The natural leader of the group was Robert A. Woods. He had
recently returned from a residence in Toynbee Hall, London, to
open Andover House in Boston, and had just issued a book, "English
Social Movements," in which he had gathered together and focused
the many forms of social endeavor preceding and contemporaneous
with the English Settlements. There were Miss Vida D. Scudder and
Miss Helena Dudley from the College Settlement Association, Miss
Julia C. Lathrop and myself from Hull-House. Some of us had
numbered our years as far as thirty, and we all carefully avoided
the extravagance of statement which characterizes youth, and yet I
doubt if anywhere on the continent that summer could have been
found a group of people more genuinely interested in social
development or more sincerely convinced that they had found a clue
by which the conditions in crowded cities might be understood and
the agencies for social betterment developed.

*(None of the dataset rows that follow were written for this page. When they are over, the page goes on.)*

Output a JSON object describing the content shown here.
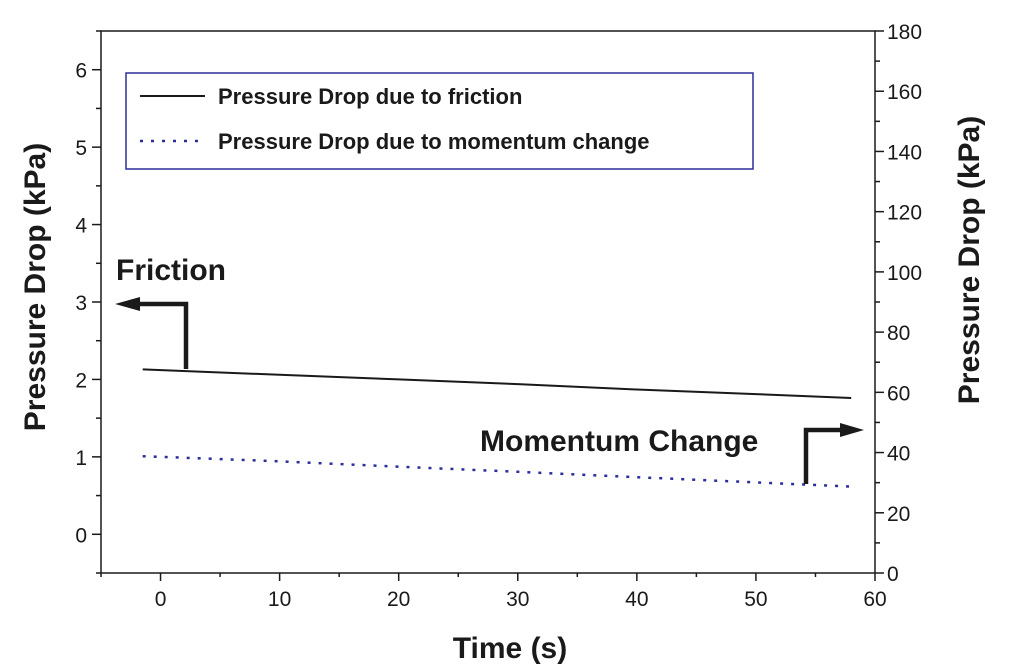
{
  "chart_data": {
    "type": "line",
    "title": "",
    "xlabel": "Time (s)",
    "ylabel_left": "Pressure Drop (kPa)",
    "ylabel_right": "Pressure Drop (kPa)",
    "xlim": [
      -5,
      60
    ],
    "ylim_left": [
      -0.5,
      6.5
    ],
    "ylim_right": [
      0,
      180
    ],
    "x_ticks": [
      0,
      10,
      20,
      30,
      40,
      50,
      60
    ],
    "y_left_ticks": [
      0,
      1,
      2,
      3,
      4,
      5,
      6
    ],
    "y_right_ticks": [
      0,
      20,
      40,
      60,
      80,
      100,
      120,
      140,
      160,
      180
    ],
    "grid": false,
    "legend_position": "top-left",
    "series": [
      {
        "name": "Pressure Drop due to friction",
        "axis": "left",
        "style": "solid",
        "color": "#1a1a1a",
        "x": [
          -1.5,
          10,
          20,
          30,
          40,
          50,
          58
        ],
        "y": [
          2.13,
          2.06,
          2.0,
          1.94,
          1.87,
          1.81,
          1.76
        ]
      },
      {
        "name": "Pressure Drop due to momentum change",
        "axis": "right",
        "style": "dotted",
        "color": "#2b2f9c",
        "x": [
          -1.5,
          10,
          20,
          30,
          40,
          50,
          58
        ],
        "y": [
          38.8,
          37.1,
          35.3,
          33.6,
          31.8,
          30.1,
          28.7
        ]
      }
    ],
    "annotations": [
      {
        "text": "Friction",
        "points_to": "left-axis"
      },
      {
        "text": "Momentum Change",
        "points_to": "right-axis"
      }
    ]
  }
}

We were all careful to avoid saying that we had found a "life
work," perhaps with an instinctive dread of expending all our
energy in vows of constancy, as so often happens; and yet it is
interesting to note that of all the people whom I have recalled as
the enthusiasts at that little conference have remained attached to
Settlements in actual residence for longer or shorter periods each
year during the eighteen years that have elapsed since then,
although they have also been closely identified as publicists or
governmental officials with movements outside.